Orkestra: Orchestrating AI Agents at Scale
> One orchestrator routes work to specialist AI agents, each with distinct skills and memory. How Orkestra coordinates 46 agents and 466 skills in production.
Numbers in this post reflect the system at publication (January 2026). See our team page for current figures.
When we started building with Claude Code, we ran into a problem that every team using AI coding assistants eventually faces: a single agent cannot do everything well.

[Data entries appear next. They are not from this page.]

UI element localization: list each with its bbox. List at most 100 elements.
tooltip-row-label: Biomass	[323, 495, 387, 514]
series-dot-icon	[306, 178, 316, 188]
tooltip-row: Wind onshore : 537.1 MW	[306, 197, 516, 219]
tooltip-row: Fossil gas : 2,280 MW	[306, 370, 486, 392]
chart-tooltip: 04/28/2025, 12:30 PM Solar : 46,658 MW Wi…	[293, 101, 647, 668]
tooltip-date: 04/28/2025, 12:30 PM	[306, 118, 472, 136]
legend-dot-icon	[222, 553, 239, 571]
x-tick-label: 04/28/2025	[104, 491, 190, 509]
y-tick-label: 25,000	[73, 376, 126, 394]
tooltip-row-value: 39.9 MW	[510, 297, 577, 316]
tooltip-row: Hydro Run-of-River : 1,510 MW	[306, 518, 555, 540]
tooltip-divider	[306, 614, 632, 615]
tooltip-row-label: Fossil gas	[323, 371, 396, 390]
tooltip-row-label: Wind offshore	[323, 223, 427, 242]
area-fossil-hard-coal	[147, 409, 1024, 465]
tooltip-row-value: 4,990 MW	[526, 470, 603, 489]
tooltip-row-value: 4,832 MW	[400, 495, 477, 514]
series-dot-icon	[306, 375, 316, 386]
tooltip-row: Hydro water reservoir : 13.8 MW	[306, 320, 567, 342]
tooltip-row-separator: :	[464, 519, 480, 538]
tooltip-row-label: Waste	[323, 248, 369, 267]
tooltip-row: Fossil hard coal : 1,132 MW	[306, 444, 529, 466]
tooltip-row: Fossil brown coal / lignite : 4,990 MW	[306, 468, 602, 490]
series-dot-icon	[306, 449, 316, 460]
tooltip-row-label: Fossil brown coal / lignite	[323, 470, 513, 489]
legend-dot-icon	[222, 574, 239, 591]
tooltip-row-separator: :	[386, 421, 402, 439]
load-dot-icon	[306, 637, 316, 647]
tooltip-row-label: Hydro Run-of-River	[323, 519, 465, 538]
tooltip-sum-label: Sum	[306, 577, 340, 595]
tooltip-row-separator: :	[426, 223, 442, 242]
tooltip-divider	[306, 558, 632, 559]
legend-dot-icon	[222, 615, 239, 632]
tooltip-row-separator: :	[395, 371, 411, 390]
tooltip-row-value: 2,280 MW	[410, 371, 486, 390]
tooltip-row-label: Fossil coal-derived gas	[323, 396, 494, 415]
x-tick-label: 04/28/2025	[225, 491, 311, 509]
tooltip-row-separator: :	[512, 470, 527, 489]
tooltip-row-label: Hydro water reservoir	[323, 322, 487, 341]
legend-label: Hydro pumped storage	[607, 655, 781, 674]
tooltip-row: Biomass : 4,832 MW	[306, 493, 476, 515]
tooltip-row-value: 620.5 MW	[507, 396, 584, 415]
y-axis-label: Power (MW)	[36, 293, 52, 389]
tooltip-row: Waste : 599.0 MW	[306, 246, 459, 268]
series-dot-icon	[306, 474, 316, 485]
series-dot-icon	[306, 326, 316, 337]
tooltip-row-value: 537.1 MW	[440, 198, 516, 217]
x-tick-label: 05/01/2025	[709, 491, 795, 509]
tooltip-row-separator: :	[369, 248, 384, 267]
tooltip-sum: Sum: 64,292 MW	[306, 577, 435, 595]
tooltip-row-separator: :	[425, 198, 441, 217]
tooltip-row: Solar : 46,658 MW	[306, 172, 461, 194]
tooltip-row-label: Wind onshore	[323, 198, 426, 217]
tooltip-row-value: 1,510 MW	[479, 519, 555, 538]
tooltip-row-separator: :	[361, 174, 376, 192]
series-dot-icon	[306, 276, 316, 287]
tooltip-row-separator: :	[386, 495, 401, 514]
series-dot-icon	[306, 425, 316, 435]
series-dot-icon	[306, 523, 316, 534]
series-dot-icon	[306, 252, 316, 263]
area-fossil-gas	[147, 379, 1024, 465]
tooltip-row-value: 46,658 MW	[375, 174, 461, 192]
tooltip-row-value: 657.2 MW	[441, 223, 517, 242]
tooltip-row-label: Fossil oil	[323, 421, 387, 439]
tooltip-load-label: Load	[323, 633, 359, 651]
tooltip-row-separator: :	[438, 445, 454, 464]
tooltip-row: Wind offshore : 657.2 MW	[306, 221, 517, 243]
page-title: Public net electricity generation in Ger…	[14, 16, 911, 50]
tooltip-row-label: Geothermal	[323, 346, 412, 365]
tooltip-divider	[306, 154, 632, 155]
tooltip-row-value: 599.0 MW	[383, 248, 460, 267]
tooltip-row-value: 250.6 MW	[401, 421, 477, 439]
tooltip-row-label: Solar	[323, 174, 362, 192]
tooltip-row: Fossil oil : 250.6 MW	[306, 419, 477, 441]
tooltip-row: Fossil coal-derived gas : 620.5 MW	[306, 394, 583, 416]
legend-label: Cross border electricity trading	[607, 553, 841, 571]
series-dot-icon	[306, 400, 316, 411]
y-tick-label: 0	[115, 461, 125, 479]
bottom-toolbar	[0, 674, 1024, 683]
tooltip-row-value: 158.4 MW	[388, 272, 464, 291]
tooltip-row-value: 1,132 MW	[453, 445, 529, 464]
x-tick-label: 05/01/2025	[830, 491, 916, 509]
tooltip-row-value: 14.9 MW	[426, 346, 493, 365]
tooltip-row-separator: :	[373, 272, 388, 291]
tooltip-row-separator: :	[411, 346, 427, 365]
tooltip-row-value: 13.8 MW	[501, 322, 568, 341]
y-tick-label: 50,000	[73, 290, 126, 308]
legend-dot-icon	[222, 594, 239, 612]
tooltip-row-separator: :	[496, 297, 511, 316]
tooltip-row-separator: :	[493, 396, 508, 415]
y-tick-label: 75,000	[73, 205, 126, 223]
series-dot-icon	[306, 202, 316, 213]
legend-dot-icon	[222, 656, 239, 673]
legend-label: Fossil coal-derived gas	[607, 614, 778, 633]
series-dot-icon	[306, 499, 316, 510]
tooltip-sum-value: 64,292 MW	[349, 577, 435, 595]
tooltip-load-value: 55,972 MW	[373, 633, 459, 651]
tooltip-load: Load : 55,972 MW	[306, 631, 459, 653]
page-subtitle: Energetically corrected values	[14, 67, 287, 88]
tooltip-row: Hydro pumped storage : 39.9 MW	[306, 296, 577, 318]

You can prompt an agent to be a database specialist. Or a security auditor. Or a frontend engineer. But the moment you ask it to be all three at once, quality suffers. Context gets diluted. Instructions conflict. The agent becomes a generalist that is mediocre at everything.
So we built Orkestra.
What is Orkestra?
Orkestra is an agent orchestration system for Claude Code and similar AI coding tools. It coordinates multiple specialized agents, each with distinct expertise, under a single orchestrator that routes work to the right specialist.
Think of it as a staffing agency for AI agents. The orchestrator receives a task, identifies which specialist should handle it, and delegates with the right context. When the work is done, results flow back to the orchestrator for synthesis.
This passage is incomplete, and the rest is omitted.